After graduation Lansing in 1977 started his academic career at the University of Southern California as Assistant Professor. He became Associate Professor in 1983 and Professor in Anthropology from 1990 to 1996. From 1987 to 1992 he also chaired the Department of Anthropology. From 1995 to 1998 he was Professor of Anthropology and Professor at the School of Natural Resources and Environment at the University of Michigan. In 1998 he moved to the University of Arizona, where he was appointed Professor of Anthropology, and since 2002 also Professor of Ecology & Evolutionary Biology.[4]

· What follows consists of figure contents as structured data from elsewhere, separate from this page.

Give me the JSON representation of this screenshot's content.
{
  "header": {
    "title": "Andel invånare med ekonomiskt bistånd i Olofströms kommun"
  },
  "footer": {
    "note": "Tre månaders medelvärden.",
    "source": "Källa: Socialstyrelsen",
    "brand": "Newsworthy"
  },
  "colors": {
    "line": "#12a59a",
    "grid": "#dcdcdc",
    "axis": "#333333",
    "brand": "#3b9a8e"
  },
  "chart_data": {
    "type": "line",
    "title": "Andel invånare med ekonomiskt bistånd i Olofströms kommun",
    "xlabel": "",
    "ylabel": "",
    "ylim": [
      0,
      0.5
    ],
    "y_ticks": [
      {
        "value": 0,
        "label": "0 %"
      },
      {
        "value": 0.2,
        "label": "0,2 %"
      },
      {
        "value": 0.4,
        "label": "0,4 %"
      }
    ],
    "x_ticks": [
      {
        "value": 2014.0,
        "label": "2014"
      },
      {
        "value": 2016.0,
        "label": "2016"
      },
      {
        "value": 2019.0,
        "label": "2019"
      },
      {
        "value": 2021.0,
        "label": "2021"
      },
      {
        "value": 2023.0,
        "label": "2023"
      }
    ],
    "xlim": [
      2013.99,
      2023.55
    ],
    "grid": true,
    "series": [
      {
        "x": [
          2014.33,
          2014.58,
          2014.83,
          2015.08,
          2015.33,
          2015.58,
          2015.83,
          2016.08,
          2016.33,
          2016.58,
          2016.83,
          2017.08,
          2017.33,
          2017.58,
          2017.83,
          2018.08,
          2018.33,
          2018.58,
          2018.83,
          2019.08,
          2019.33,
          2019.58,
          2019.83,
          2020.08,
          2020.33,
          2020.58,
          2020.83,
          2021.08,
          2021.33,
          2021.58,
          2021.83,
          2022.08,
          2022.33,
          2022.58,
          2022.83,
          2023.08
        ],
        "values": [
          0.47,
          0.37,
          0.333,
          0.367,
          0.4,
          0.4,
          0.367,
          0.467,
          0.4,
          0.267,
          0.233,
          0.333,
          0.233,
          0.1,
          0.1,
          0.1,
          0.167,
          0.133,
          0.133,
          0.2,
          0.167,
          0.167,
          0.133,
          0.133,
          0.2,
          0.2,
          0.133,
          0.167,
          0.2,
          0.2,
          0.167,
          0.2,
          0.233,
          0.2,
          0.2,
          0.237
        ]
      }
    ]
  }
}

Since 1999 Lansing participates in the Santa Fe Institute, first as External Professor, from 2002 to 2007 as Professor an since 2007 as External Professor. Since 2008 he is also Senior Research Fellow at the Stockholm Resilience Centre at the Stockholm University.[4]

Lansing's research interests range from "complexity and anthropology, sociocultural theory, ecological anthropology, resilience, poverty and development, Indonesian ethnography, Austronesian ethnography and prehistory, [to] ethnographic film."[4]

Selected publications

  • Lansing, J. Stephen. Priests and programmers: technologies of power in the engineered landscape of Bali. Princeton University Press, 2009.
  • Lansing, J. Stephen. Perfect order: Recognizing complexity in Bali. Princeton University Press, 2012.

Articles, a selection:

  • Lansing, J. Stephen, and James N. Kremer. "Emergent properties of Balinese water temple networks: coadaptation on a rugged fitness landscape." American Anthropologist (1993): 97-114.
  • Lansing, J. Stephen. "Complex adaptive systems." Annual review of anthropology (2003): 183-204.
  • Lansing, J. S., Cox, M. P., Downey, S. S., Janssen, M. A., & Schoenfelder, J. W. (2009). "A robust budding model of Balinese water temple networks." World Archaeology, 41(1), 112-133.

References

  1. Berkes, Fikret. Sacred ecology. Routledge, 2012.
  2. Gilbert, Nigel, and Klaus Troitzsch. Simulation for the social scientist. McGraw-Hill Education (UK), 2005.
  3. Folke, Carl, et al. "Adaptive governance of social-ecological systems." Annu. Rev. Environ. Resour. 30 (2005): 441-473.
  4. 1 2 3 4 Curriculum Vitae J. STEPHEN LANSING, 2014, at slansing.org.